The market is looking for ideas, ideas other than that the economy is going into recession on the backs of a FED led move down.
Yesterday we got two signs that the recession talk may be off, with good industrial production and retail sales numbers. And yesterday, the Atlanta FED GdpNow forecast of second quarter GDP forecast was raised to 2.6 % from its initial May 3rd estimate of 1.6 %.
As I mentioned yesterday, outside the box thinking may be in order. The current inflation is a mix of supply problems combined with long-term demand enhancements that started with Bernanke’s 2011 QE program and the culmination of 9 trillion dollars of Fed Balance sheet growth. It is true that the FED is planning to reduce the balance sheet but there is no real plan to eliminate all 9 trillion. So demand will remain above normal.
With so many forecasters pointing to a recession/crash, there would seem to be a lot of room on the other side of the scale.

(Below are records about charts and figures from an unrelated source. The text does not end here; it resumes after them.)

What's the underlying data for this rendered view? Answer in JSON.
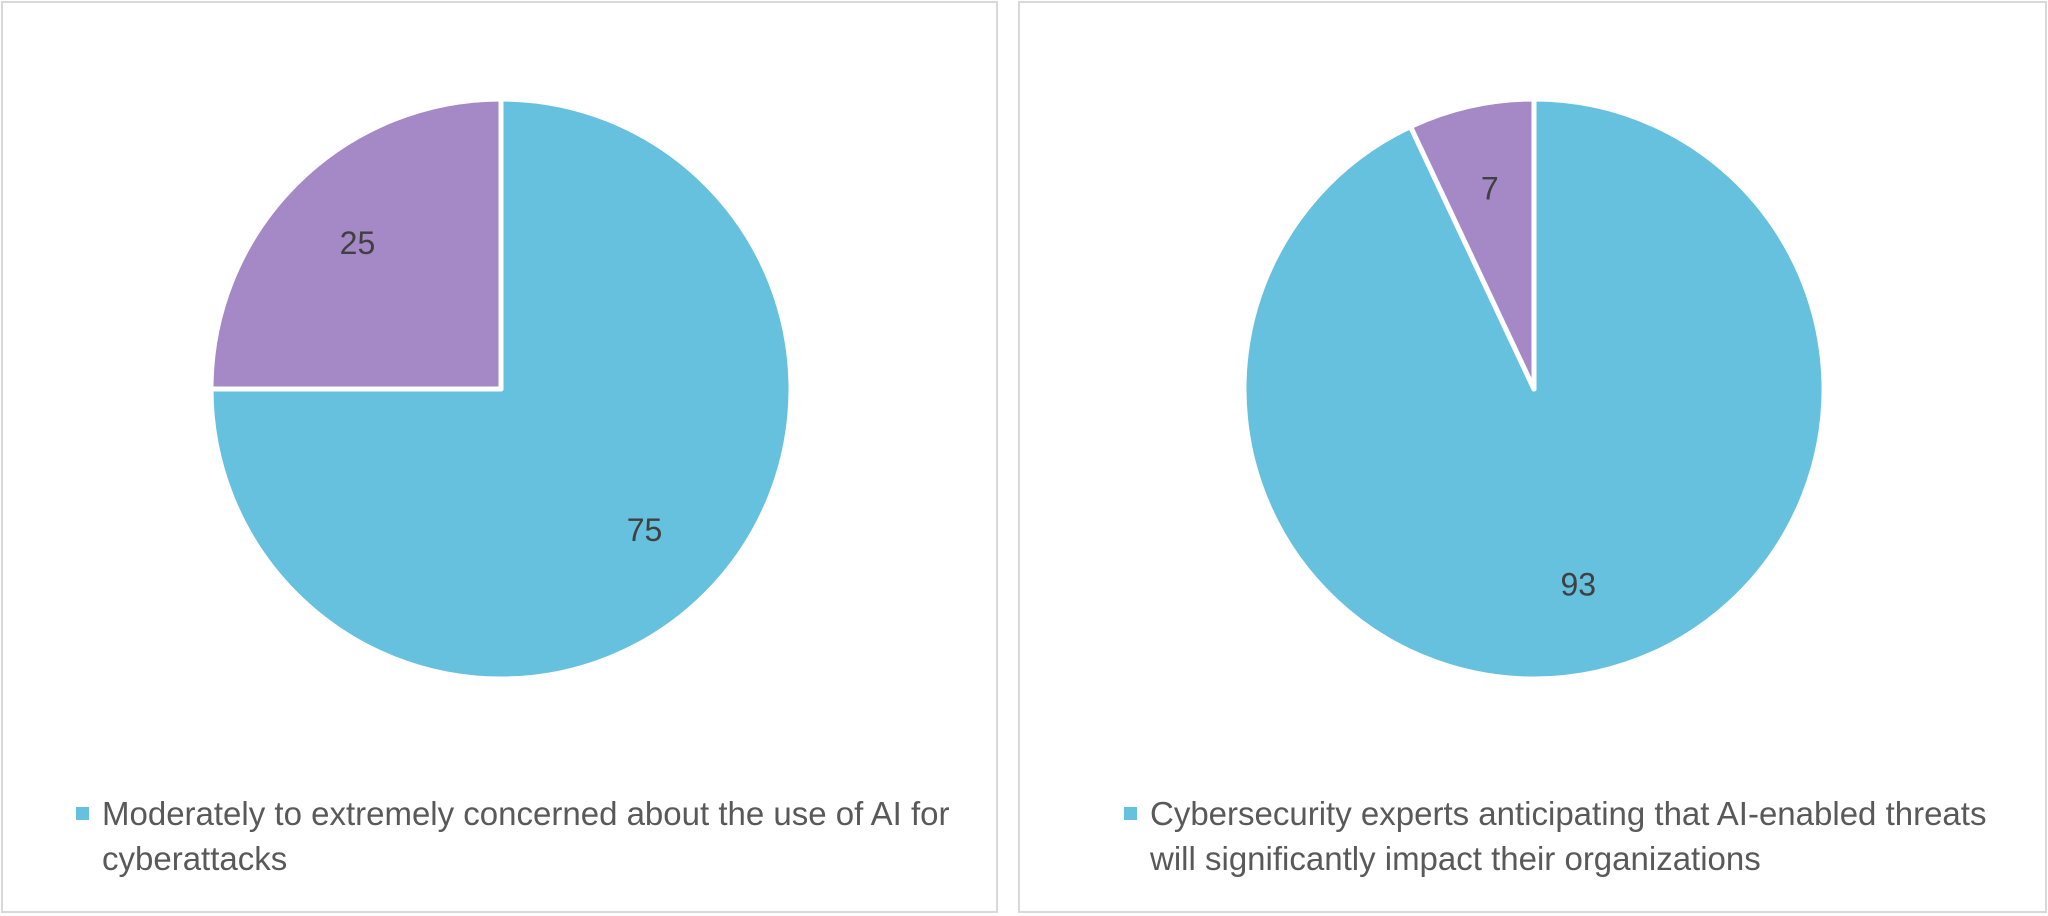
{
  "chart_data": [
    {
      "type": "pie",
      "slices": [
        {
          "value": 75,
          "label": "75",
          "color": "#66c1df"
        },
        {
          "value": 25,
          "label": "25",
          "color": "#a589c6"
        }
      ],
      "legend": [
        {
          "text": "Moderately to extremely concerned about the use of AI for cyberattacks",
          "color": "#66c1df"
        }
      ],
      "legend_position": "bottom"
    },
    {
      "type": "pie",
      "slices": [
        {
          "value": 93,
          "label": "93",
          "color": "#66c1df"
        },
        {
          "value": 7,
          "label": "7",
          "color": "#a589c6"
        }
      ],
      "legend": [
        {
          "text": "Cybersecurity experts anticipating that AI-enabled threats will significantly impact their organizations",
          "color": "#66c1df"
        }
      ],
      "legend_position": "bottom"
    }
  ]
}
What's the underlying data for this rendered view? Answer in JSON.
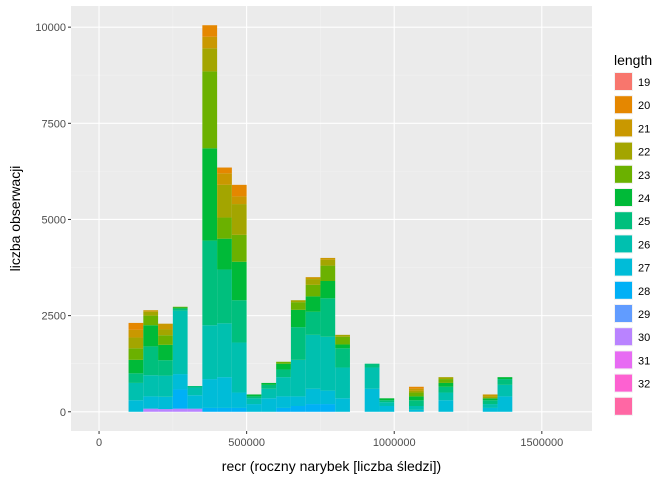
{
  "chart_data": {
    "type": "bar",
    "stacked": true,
    "xlabel": "recr (roczny narybek [liczba śledzi])",
    "ylabel": "liczba obserwacji",
    "xlim": [
      -95000,
      1670000
    ],
    "ylim": [
      -500,
      10550
    ],
    "x_ticks": [
      0,
      500000,
      1000000,
      1500000
    ],
    "x_tick_labels": [
      "0",
      "500000",
      "1000000",
      "1500000"
    ],
    "y_ticks": [
      0,
      2500,
      5000,
      7500,
      10000
    ],
    "y_tick_labels": [
      "0",
      "2500",
      "5000",
      "7500",
      "10000"
    ],
    "grid": true,
    "legend": {
      "title": "length",
      "placement": "right",
      "items": [
        {
          "label": "19",
          "color": "#F8766D"
        },
        {
          "label": "20",
          "color": "#E58700"
        },
        {
          "label": "21",
          "color": "#C99800"
        },
        {
          "label": "22",
          "color": "#A3A500"
        },
        {
          "label": "23",
          "color": "#6BB100"
        },
        {
          "label": "24",
          "color": "#00BA38"
        },
        {
          "label": "25",
          "color": "#00BF7D"
        },
        {
          "label": "26",
          "color": "#00C0AF"
        },
        {
          "label": "27",
          "color": "#00BCD8"
        },
        {
          "label": "28",
          "color": "#00B0F6"
        },
        {
          "label": "29",
          "color": "#619CFF"
        },
        {
          "label": "30",
          "color": "#B983FF"
        },
        {
          "label": "31",
          "color": "#E76BF3"
        },
        {
          "label": "32",
          "color": "#FD61D1"
        },
        {
          "label": "",
          "color": "#FF67A4"
        }
      ]
    },
    "bin_width": 50000,
    "bins": [
      {
        "x_start": 100000,
        "x_end": 150000,
        "stack": [
          [
            27,
            300
          ],
          [
            26,
            450
          ],
          [
            25,
            250
          ],
          [
            24,
            350
          ],
          [
            23,
            300
          ],
          [
            22,
            280
          ],
          [
            21,
            200
          ],
          [
            20,
            180
          ]
        ]
      },
      {
        "x_start": 150000,
        "x_end": 200000,
        "stack": [
          [
            30,
            80
          ],
          [
            27,
            320
          ],
          [
            26,
            550
          ],
          [
            25,
            750
          ],
          [
            24,
            550
          ],
          [
            23,
            250
          ],
          [
            22,
            100
          ],
          [
            21,
            40
          ]
        ]
      },
      {
        "x_start": 200000,
        "x_end": 250000,
        "stack": [
          [
            30,
            70
          ],
          [
            27,
            320
          ],
          [
            26,
            550
          ],
          [
            25,
            400
          ],
          [
            24,
            400
          ],
          [
            23,
            250
          ],
          [
            22,
            150
          ],
          [
            21,
            150
          ]
        ]
      },
      {
        "x_start": 250000,
        "x_end": 300000,
        "stack": [
          [
            30,
            80
          ],
          [
            28,
            500
          ],
          [
            27,
            400
          ],
          [
            26,
            1650
          ],
          [
            25,
            50
          ],
          [
            24,
            30
          ],
          [
            23,
            20
          ]
        ]
      },
      {
        "x_start": 300000,
        "x_end": 350000,
        "stack": [
          [
            30,
            80
          ],
          [
            27,
            350
          ],
          [
            26,
            200
          ],
          [
            25,
            40
          ]
        ]
      },
      {
        "x_start": 350000,
        "x_end": 400000,
        "stack": [
          [
            28,
            100
          ],
          [
            27,
            750
          ],
          [
            26,
            1400
          ],
          [
            25,
            2200
          ],
          [
            24,
            2400
          ],
          [
            23,
            2000
          ],
          [
            22,
            600
          ],
          [
            21,
            300
          ],
          [
            20,
            300
          ]
        ]
      },
      {
        "x_start": 400000,
        "x_end": 450000,
        "stack": [
          [
            28,
            100
          ],
          [
            27,
            800
          ],
          [
            26,
            1400
          ],
          [
            25,
            1400
          ],
          [
            24,
            800
          ],
          [
            23,
            550
          ],
          [
            22,
            850
          ],
          [
            21,
            300
          ],
          [
            20,
            150
          ]
        ]
      },
      {
        "x_start": 450000,
        "x_end": 500000,
        "stack": [
          [
            28,
            100
          ],
          [
            27,
            400
          ],
          [
            26,
            1300
          ],
          [
            25,
            1100
          ],
          [
            24,
            1000
          ],
          [
            23,
            700
          ],
          [
            22,
            800
          ],
          [
            21,
            200
          ],
          [
            20,
            300
          ]
        ]
      },
      {
        "x_start": 500000,
        "x_end": 550000,
        "stack": [
          [
            27,
            200
          ],
          [
            26,
            150
          ],
          [
            25,
            50
          ],
          [
            24,
            50
          ]
        ]
      },
      {
        "x_start": 550000,
        "x_end": 600000,
        "stack": [
          [
            27,
            350
          ],
          [
            26,
            250
          ],
          [
            25,
            100
          ],
          [
            24,
            50
          ]
        ]
      },
      {
        "x_start": 600000,
        "x_end": 650000,
        "stack": [
          [
            28,
            100
          ],
          [
            27,
            300
          ],
          [
            26,
            500
          ],
          [
            25,
            200
          ],
          [
            24,
            150
          ],
          [
            23,
            50
          ]
        ]
      },
      {
        "x_start": 650000,
        "x_end": 700000,
        "stack": [
          [
            28,
            150
          ],
          [
            27,
            250
          ],
          [
            26,
            950
          ],
          [
            25,
            850
          ],
          [
            24,
            450
          ],
          [
            23,
            200
          ],
          [
            22,
            50
          ]
        ]
      },
      {
        "x_start": 700000,
        "x_end": 750000,
        "stack": [
          [
            28,
            200
          ],
          [
            27,
            400
          ],
          [
            26,
            1400
          ],
          [
            25,
            600
          ],
          [
            24,
            400
          ],
          [
            23,
            300
          ],
          [
            22,
            150
          ],
          [
            21,
            50
          ]
        ]
      },
      {
        "x_start": 750000,
        "x_end": 800000,
        "stack": [
          [
            28,
            200
          ],
          [
            27,
            350
          ],
          [
            26,
            1400
          ],
          [
            25,
            1000
          ],
          [
            24,
            450
          ],
          [
            23,
            400
          ],
          [
            22,
            150
          ],
          [
            21,
            50
          ]
        ]
      },
      {
        "x_start": 800000,
        "x_end": 850000,
        "stack": [
          [
            27,
            350
          ],
          [
            26,
            800
          ],
          [
            25,
            500
          ],
          [
            24,
            100
          ],
          [
            23,
            200
          ],
          [
            22,
            50
          ]
        ]
      },
      {
        "x_start": 900000,
        "x_end": 950000,
        "stack": [
          [
            27,
            600
          ],
          [
            26,
            550
          ],
          [
            25,
            100
          ]
        ]
      },
      {
        "x_start": 950000,
        "x_end": 1000000,
        "stack": [
          [
            27,
            150
          ],
          [
            26,
            100
          ],
          [
            25,
            50
          ],
          [
            24,
            50
          ]
        ]
      },
      {
        "x_start": 1050000,
        "x_end": 1100000,
        "stack": [
          [
            27,
            50
          ],
          [
            26,
            100
          ],
          [
            25,
            150
          ],
          [
            24,
            100
          ],
          [
            23,
            100
          ],
          [
            22,
            50
          ],
          [
            21,
            50
          ],
          [
            20,
            50
          ]
        ]
      },
      {
        "x_start": 1150000,
        "x_end": 1200000,
        "stack": [
          [
            27,
            300
          ],
          [
            26,
            200
          ],
          [
            25,
            150
          ],
          [
            24,
            100
          ],
          [
            23,
            100
          ],
          [
            22,
            50
          ]
        ]
      },
      {
        "x_start": 1300000,
        "x_end": 1350000,
        "stack": [
          [
            27,
            100
          ],
          [
            26,
            100
          ],
          [
            25,
            100
          ],
          [
            24,
            50
          ],
          [
            22,
            50
          ],
          [
            21,
            50
          ]
        ]
      },
      {
        "x_start": 1350000,
        "x_end": 1400000,
        "stack": [
          [
            27,
            400
          ],
          [
            26,
            300
          ],
          [
            25,
            150
          ],
          [
            24,
            50
          ]
        ]
      }
    ]
  }
}
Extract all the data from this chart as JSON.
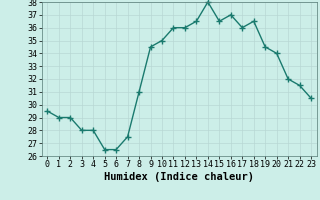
{
  "x": [
    0,
    1,
    2,
    3,
    4,
    5,
    6,
    7,
    8,
    9,
    10,
    11,
    12,
    13,
    14,
    15,
    16,
    17,
    18,
    19,
    20,
    21,
    22,
    23
  ],
  "y": [
    29.5,
    29.0,
    29.0,
    28.0,
    28.0,
    26.5,
    26.5,
    27.5,
    31.0,
    34.5,
    35.0,
    36.0,
    36.0,
    36.5,
    38.0,
    36.5,
    37.0,
    36.0,
    36.5,
    34.5,
    34.0,
    32.0,
    31.5,
    30.5
  ],
  "line_color": "#1a7a6e",
  "marker": "+",
  "marker_size": 4,
  "linewidth": 1.0,
  "xlabel": "Humidex (Indice chaleur)",
  "ylim": [
    26,
    38
  ],
  "xlim": [
    -0.5,
    23.5
  ],
  "yticks": [
    26,
    27,
    28,
    29,
    30,
    31,
    32,
    33,
    34,
    35,
    36,
    37,
    38
  ],
  "xticks": [
    0,
    1,
    2,
    3,
    4,
    5,
    6,
    7,
    8,
    9,
    10,
    11,
    12,
    13,
    14,
    15,
    16,
    17,
    18,
    19,
    20,
    21,
    22,
    23
  ],
  "bg_color": "#cceee8",
  "grid_color": "#b8d8d4",
  "fig_bg": "#cceee8",
  "xlabel_fontsize": 7.5,
  "tick_fontsize": 6.0
}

America needs to get back to work, and if it does, real demand will grow for basic working products. This is a time to invest in building blocks. Climate change and infrastructure are the drivers. As an example, one thing I am close to, regenerative agriculture is a force to reduce expenditures on petroleum usage and increases in condition monitoring which requires semi-conductor-based equipment. On the other hand, I don’t think this is a time to invest in NetFlix, Facebook, or Disney, to me these stocks reflect entertainment excess.
And as I said yesterday, we can live with higher interest rates in this kind of environment.
Yesterday’s market action was good. Today we are starting off with Powell’s narrative on being tough on inflation front and center. With these declines I am adding to long positions mentioned previously. SPX 3945 would be the ideal buying point marker.